Lv Xiayi, Wu Zhigang, Cao Jinlin, Hu Yeji, Liu Kai, Dai Xiaona, Yuan Xiaoshuai, Wang Yiqing, Zhao Kui, Lv Wang, Hu Jian
Department of Thoracic Surgery, The First Affiliated Hospital, School of Medicine, Zhejiang University, Hangzhou, China.
Department of Thoracic Surgery, Sir Run Run Shaw Hospital, School of Medicine, Zhejiang University, Hangzhou, China.
Transl Lung Cancer Res. 2021 Jan;10(1):430-438. doi: 10.21037/tlcr-20-1026.
Accurately predicting the risk level for a lymph node metastasis is critical in the treatment of non-small cell lung cancer (NSCLC). This study aimed to construct a novel nomogram to identify patients with a risk of lymph node metastasis in T1-2 NSCLC based on positron emission tomography/computed tomography (PET/CT) and clinical characteristics.

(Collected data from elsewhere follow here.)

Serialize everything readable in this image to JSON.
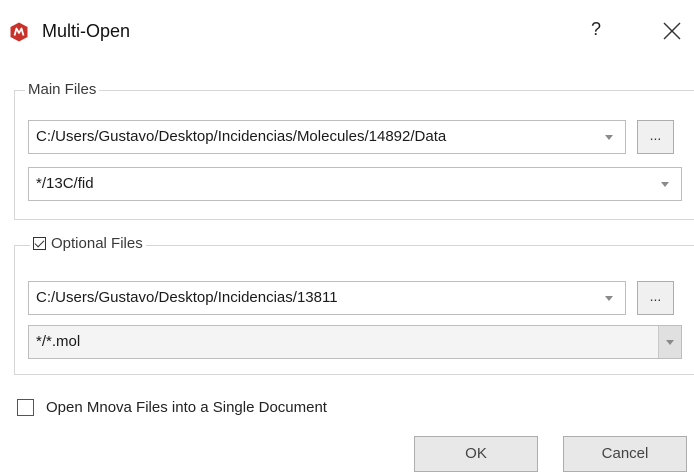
{
  "window": {
    "title": "Multi-Open",
    "help_label": "?",
    "close_icon": "close-icon",
    "app_icon": "mnova-logo-icon",
    "accent": "#c8322b"
  },
  "main_files": {
    "legend": "Main Files",
    "path": "C:/Users/Gustavo/Desktop/Incidencias/Molecules/14892/Data",
    "filter": "*/13C/fid",
    "browse_label": "..."
  },
  "optional_files": {
    "legend": "Optional Files",
    "checked": true,
    "path": "C:/Users/Gustavo/Desktop/Incidencias/13811",
    "filter": "*/*.mol",
    "browse_label": "..."
  },
  "single_document": {
    "label": "Open Mnova Files into a Single Document",
    "checked": false
  },
  "buttons": {
    "ok": "OK",
    "cancel": "Cancel"
  }
}
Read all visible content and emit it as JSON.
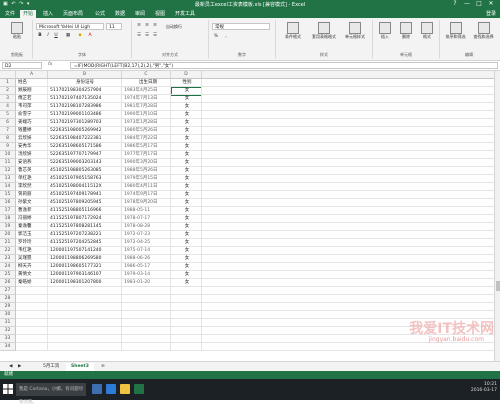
{
  "window": {
    "title": "最新员工excel工资表模板.xls [兼容模式] - Excel",
    "quick_access": "▣ ↶ ↷ ▾",
    "controls": [
      "?",
      "—",
      "□",
      "✕"
    ]
  },
  "ribbon_tabs": [
    "文件",
    "开始",
    "插入",
    "页面布局",
    "公式",
    "数据",
    "审阅",
    "视图",
    "开发工具"
  ],
  "ribbon_active_index": 1,
  "user_label": "登录",
  "ribbon": {
    "clipboard": {
      "paste": "粘贴",
      "caption": "剪贴板"
    },
    "font": {
      "family": "Microsoft YaHei UI Ligh",
      "size": "11",
      "caption": "字体"
    },
    "alignment": {
      "caption": "对齐方式",
      "wrap": "自动换行"
    },
    "number": {
      "format": "常规",
      "caption": "数字"
    },
    "styles": {
      "cond": "条件格式",
      "table": "套用表格格式",
      "cell": "单元格样式",
      "caption": "样式"
    },
    "cells": {
      "insert": "插入",
      "delete": "删除",
      "format": "格式",
      "caption": "单元格"
    },
    "editing": {
      "sort": "排序和筛选",
      "find": "查找和选择",
      "caption": "编辑"
    }
  },
  "formula_bar": {
    "cell_ref": "D2",
    "fx": "fx",
    "formula": "=IF(MOD(RIGHT(LEFT(B2,17),2),2),\"男\",\"女\")"
  },
  "columns": [
    "A",
    "B",
    "C",
    "D"
  ],
  "headers": {
    "name": "姓名",
    "id": "身份证号",
    "birth": "出生日期",
    "sex": "性别"
  },
  "rows": [
    {
      "name": "顾辰刚",
      "id": "511702198304257904",
      "date": "1983年4月25日",
      "sex": "女"
    },
    {
      "name": "傅芷若",
      "id": "511702197407135024",
      "date": "1974年7月13日",
      "sex": "女"
    },
    {
      "name": "韦司萍",
      "id": "511702198107283986",
      "date": "1981年7月28日",
      "sex": "女"
    },
    {
      "name": "俞雪宁",
      "id": "511702199001103486",
      "date": "1990年1月10日",
      "sex": "女"
    },
    {
      "name": "姜端巧",
      "id": "511702197301289703",
      "date": "1973年1月28日",
      "sex": "女"
    },
    {
      "name": "钱蔓婷",
      "id": "522635198005269942",
      "date": "1980年5月26日",
      "sex": "女"
    },
    {
      "name": "云欣妍",
      "id": "522635198407222381",
      "date": "1984年7月22日",
      "sex": "女"
    },
    {
      "name": "安秀华",
      "id": "522635198605171586",
      "date": "1986年5月17日",
      "sex": "女"
    },
    {
      "name": "汤欣妍",
      "id": "522635197707179947",
      "date": "1977年7月17日",
      "sex": "女"
    },
    {
      "name": "安语燕",
      "id": "522635199003203143",
      "date": "1990年3月20日",
      "sex": "女"
    },
    {
      "name": "鲁芯英",
      "id": "451025198805263085",
      "date": "1988年5月26日",
      "sex": "女"
    },
    {
      "name": "单红艳",
      "id": "451025197905158763",
      "date": "1979年5月15日",
      "sex": "女"
    },
    {
      "name": "李欣然",
      "id": "45102519800411512X",
      "date": "1980年4月11日",
      "sex": "女"
    },
    {
      "name": "贺莉丽",
      "id": "451025197409178941",
      "date": "1974年9月17日",
      "sex": "女"
    },
    {
      "name": "孙紫文",
      "id": "451025197809205945",
      "date": "1978年9月20日",
      "sex": "女"
    },
    {
      "name": "曹逸菲",
      "id": "411525198805116966",
      "date": "1988-05-11",
      "sex": "女"
    },
    {
      "name": "冯丽婷",
      "id": "411525197807172924",
      "date": "1978-07-17",
      "sex": "女"
    },
    {
      "name": "秦逸馨",
      "id": "411525197808281145",
      "date": "1978-08-28",
      "sex": "女"
    },
    {
      "name": "郭洁玉",
      "id": "411525197207238221",
      "date": "1972-07-23",
      "sex": "女"
    },
    {
      "name": "罗玲玲",
      "id": "411525197204252845",
      "date": "1972-04-25",
      "sex": "女"
    },
    {
      "name": "韦红艳",
      "id": "120001197507141240",
      "date": "1975-07-14",
      "sex": "女"
    },
    {
      "name": "吴瑾霓",
      "id": "120001198806269580",
      "date": "1988-06-26",
      "sex": "女"
    },
    {
      "name": "柳天卉",
      "id": "120001198605177321",
      "date": "1986-05-17",
      "sex": "女"
    },
    {
      "name": "黄倩文",
      "id": "120001197903146107",
      "date": "1979-03-14",
      "sex": "女"
    },
    {
      "name": "秦皓娇",
      "id": "120001198301207800",
      "date": "1983-01-20",
      "sex": "女"
    }
  ],
  "sheet_tabs": [
    "5月工资",
    "Sheet3"
  ],
  "active_sheet": 1,
  "status": {
    "left": "就绪"
  },
  "taskbar": {
    "search_placeholder": "我是 Cortana，小娜。有问题尽管问我。",
    "time": "10:21",
    "date": "2016-03-17"
  },
  "watermark": {
    "main": "我爱IT技术网",
    "sub": "jingyan.baidu.com"
  },
  "colors": {
    "excel_green": "#217346",
    "taskbar": "#1c2126"
  }
}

From January 2011 to November 2017, the records of 318 consecutive patients who had undergone PET/CT examination within 30 days before surgical resection for clinical T1-2 NSCLC were retrospectively reviewed. A nomogram to predict the risk of lymph node metastasis was constructed. The model was confirmed using bootstrap resampling, and an independent validation cohort contained 156 patients from June 2017 to February 2020 at another institution.

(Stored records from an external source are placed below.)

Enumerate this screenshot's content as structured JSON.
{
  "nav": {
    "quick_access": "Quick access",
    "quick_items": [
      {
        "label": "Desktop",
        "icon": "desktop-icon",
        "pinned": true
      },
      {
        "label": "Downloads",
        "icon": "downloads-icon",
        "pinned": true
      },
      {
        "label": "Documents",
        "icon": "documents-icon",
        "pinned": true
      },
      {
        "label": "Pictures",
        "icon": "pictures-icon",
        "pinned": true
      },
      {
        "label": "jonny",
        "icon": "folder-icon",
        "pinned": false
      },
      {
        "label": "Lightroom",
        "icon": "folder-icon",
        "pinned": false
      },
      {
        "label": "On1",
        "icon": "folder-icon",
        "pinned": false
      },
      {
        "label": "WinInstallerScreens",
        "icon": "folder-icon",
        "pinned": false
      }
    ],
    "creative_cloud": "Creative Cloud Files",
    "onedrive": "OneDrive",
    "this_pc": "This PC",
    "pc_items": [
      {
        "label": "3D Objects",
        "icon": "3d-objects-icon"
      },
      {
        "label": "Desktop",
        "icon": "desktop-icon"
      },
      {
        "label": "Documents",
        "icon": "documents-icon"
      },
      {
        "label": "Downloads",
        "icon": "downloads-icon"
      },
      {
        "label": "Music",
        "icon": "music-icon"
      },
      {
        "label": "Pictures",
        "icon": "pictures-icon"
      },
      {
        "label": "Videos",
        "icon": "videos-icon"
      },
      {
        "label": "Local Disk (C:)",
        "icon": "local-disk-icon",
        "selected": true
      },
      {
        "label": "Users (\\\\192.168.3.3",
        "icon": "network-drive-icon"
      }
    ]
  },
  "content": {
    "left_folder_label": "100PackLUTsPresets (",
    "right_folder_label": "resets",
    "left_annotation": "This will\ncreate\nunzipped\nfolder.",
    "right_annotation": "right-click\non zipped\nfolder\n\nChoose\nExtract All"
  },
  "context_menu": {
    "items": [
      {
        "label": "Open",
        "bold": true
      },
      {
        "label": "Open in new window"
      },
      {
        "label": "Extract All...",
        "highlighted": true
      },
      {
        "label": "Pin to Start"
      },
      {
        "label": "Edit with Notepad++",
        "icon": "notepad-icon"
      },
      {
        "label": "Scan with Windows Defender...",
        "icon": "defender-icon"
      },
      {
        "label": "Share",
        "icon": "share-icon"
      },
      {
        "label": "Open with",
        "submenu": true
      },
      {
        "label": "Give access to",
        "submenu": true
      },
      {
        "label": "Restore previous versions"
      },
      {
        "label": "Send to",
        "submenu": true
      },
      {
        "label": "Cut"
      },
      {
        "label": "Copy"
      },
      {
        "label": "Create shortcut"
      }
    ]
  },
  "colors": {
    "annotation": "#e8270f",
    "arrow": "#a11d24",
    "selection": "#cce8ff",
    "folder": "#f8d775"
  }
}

Six factors [age, tumor location, histology, the lymph node maximum standardized uptake value (SUVmax), the tumor SUVmax and the carcinoembryonic antigen (CEA) value] were identified and entered into the nomogram. The nomogram developed based on the analysis showed robust discrimination, with an area under the receiver operating characteristic curve of 0.858 in the primary cohort and 0.749 in the validation cohort. The calibration curve for the probability of lymph node metastasis showed excellent concordance between the predicted and actual results. Decision curve analysis suggested that the nomogram was clinically useful.
We set up and validated a novel and effective nomogram that can predict the risk of lymph node metastasis for individual patients with T1-2 NSCLC. This model may help clinicians to make treatment recommendations for individuals.
准确预测非小细胞肺癌(NSCLC)淋巴结转移的风险水平对其治疗至关重要。本研究旨在构建一种新型列线图,以基于正电子发射断层扫描/计算机断层扫描(PET/CT)和临床特征来识别T1-2期NSCLC患者发生淋巴结转移的风险。
回顾性分析2011年1月至2017年11月期间318例因临床T1-2期NSCLC在手术切除前30天内接受PET/CT检查的连续患者的记录。构建了一个预测淋巴结转移风险的列线图。该模型通过自助重采样进行验证,另一个机构纳入了2017年6月至2020年2月期间的156例患者作为独立验证队列。
确定了六个因素[年龄、肿瘤位置、组织学类型、淋巴结最大标准化摄取值(SUVmax)、肿瘤SUVmax和癌胚抗原(CEA)值]并纳入列线图。基于分析得出的列线图显示出强大的辨别能力,在主要队列中受试者操作特征曲线下面积为0.858,在验证队列中为0.749。淋巴结转移概率的校准曲线显示预测结果与实际结果之间具有良好的一致性。决策曲线分析表明该列线图具有临床实用性。
我们建立并验证了一种新型有效的列线图,可预测T1-2期NSCLC个体患者发生淋巴结转移的风险。该模型可能有助于临床医生为个体患者制定治疗建议。